Все дороги открыты. И все тупики тоже.
“Ты и могучая, / Ты и бессильная”... Ты и свобода нравственного поступка, ты и анархическая воля... И Гринев, и Пугачев...
В отличие от других идентификационных идей (например, “американской мечты” или шариатского государства), наше самопонимание, как его представляет музыкальный язык Свиридова, не предписывает поведенческие стандарты. Его стержень — свобода выбора себя. Каждый “путник” сам выбирает свою “дорогу” между небом и землей, началом и концом. Единственное, что здесь надперсонально, — перечисленные координаты, по отношению к которым “дорога” обретает направление. Впрочем, надперсональность земли — неба — начала — конца — это надперсональность метафизики (а не экономики, как в “американской мечте”, и не жесткого регламента бытового поведения, как в фундаменталистских религиозно-идентификационных системах).
У Свиридова русская национальная идея персоналистична. Она означает трагически-тяжкую и радостно-светлую принадлежность к общине носителей свободы. Противоречия в определении здесь нет. Ведь слово “свобода” не такое уж однозначное: корни его питаются смыслами и из общинно-родового ряда, и из ряда “персона”, “личность”31.

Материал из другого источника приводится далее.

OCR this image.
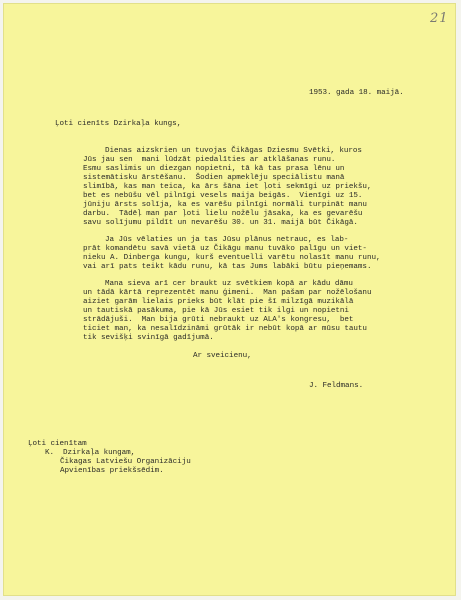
21
1953. gada 18. maijā.
Ļoti cienīts Dzirkaļa kungs,
Dienas aizskrien un tuvojas Čikāgas Dziesmu Svētki, kuros
Jūs jau sen  mani lūdzāt piedalīties ar atklāšanas runu.
Esmu saslimis un diezgan nopietni, tā kā tas prasa lēnu un
sistemātisku ārstēšanu.  Šodien apmeklēju speciālistu manā
slimībā, kas man teica, ka ārs šāna iet ļoti sekmīgi uz priekšu,
bet es nebūšu vēl pilnīgi vesels maija beigās.  Vienīgi uz 15.
jūniju ārsts solīja, ka es varēšu pilnīgi normāli turpināt manu
darbu.  Tādēļ man par ļoti lielu nožēlu jāsaka, ka es gevarēšu
savu solījumu pildīt un nevarēšu 30. un 31. maijā būt Čikāgā.
Ja Jūs vēlaties un ja tas Jūsu plānus netrauc, es lab-
prāt komandētu savā vietā uz Čikāgu manu tuvāko palīgu un viet-
nieku A. Dinberga kungu, kurš eventuelli varētu nolasīt manu runu,
vai arī pats teikt kādu runu, kā tas Jums labāki būtu pieņemams.
Mana sieva arī cer braukt uz svētkiem kopā ar kādu dāmu
un tādā kārtā reprezentēt manu ģimeni.  Man pašam par nožēlošanu
aiziet garām lielais prieks būt klāt pie šī milzīgā muzikālā
un tautiskā pasākuma, pie kā Jūs esiet tik ilgi un nopietni
strādājuši.  Man bija grūti nebraukt uz ALA's kongresu,  bet
ticiet man, ka nesalīdzināmi grūtāk ir nebūt kopā ar mūsu tautu
tik sevišķi svinīgā gadījumā.
Ar sveicienu,
J. Feldmans.
Ļoti cienītam
K.  Dzirkaļa kungam,
Čikagas Latviešu Organizāciju
Apvienības priekšsēdim.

Диалектика свободы, заложенная в наше самопонимание, объясняет недостаточность теоретического отстраивания русской национальной идеи от надличностных концептов, будь то государство (оно в русском сознании становится мотивом идентификации только в связке с “простором-единством-верой”, но не как функция — правовой механизм или театр политических интриг), “историческая миссия народа”, а тем более взращенный агитпропом странный монстр, который объединял коммунистический провиденциализм с уступкой притягательности западного потребительского рая: “дальнейший рост благосостояния советских людей”. И она же мешает завоевать в национальном сознании ведущие позиции образу деловито-успешного индивида, начинающего карьеру посудомойщиком и достигающего статуса мирового воротилы.
Когда сегодняшние охранители сводят национальное самоопределение к плохо различаемым соборности-тоталитарности, когда сегодняшние модернизаторы противопоставляют этот ложный образ либерализму, демократии, правам человека, то эта борьба ведется “мимо” реального самоопределения нашей культуры. А оно равно далеко и от поглощающего индивидуальность коллективизма, и от отождествления личной свободы с предпринимательской инициативой и потребительским выбором.
Впрочем, сквозь эту меру постоянно мерцает ее оборотничество — безмерность. С одной стороны — беззаветный порыв “на миру и смерть красна”, а с другой стороны — ухарский девиз “волюшки”: “что хочу, то и ворочу”. Но это — лишь экстремально заостренное (и потому азбучно упрощенное) выражение все той же общинно-персоналистической диалектики свободы.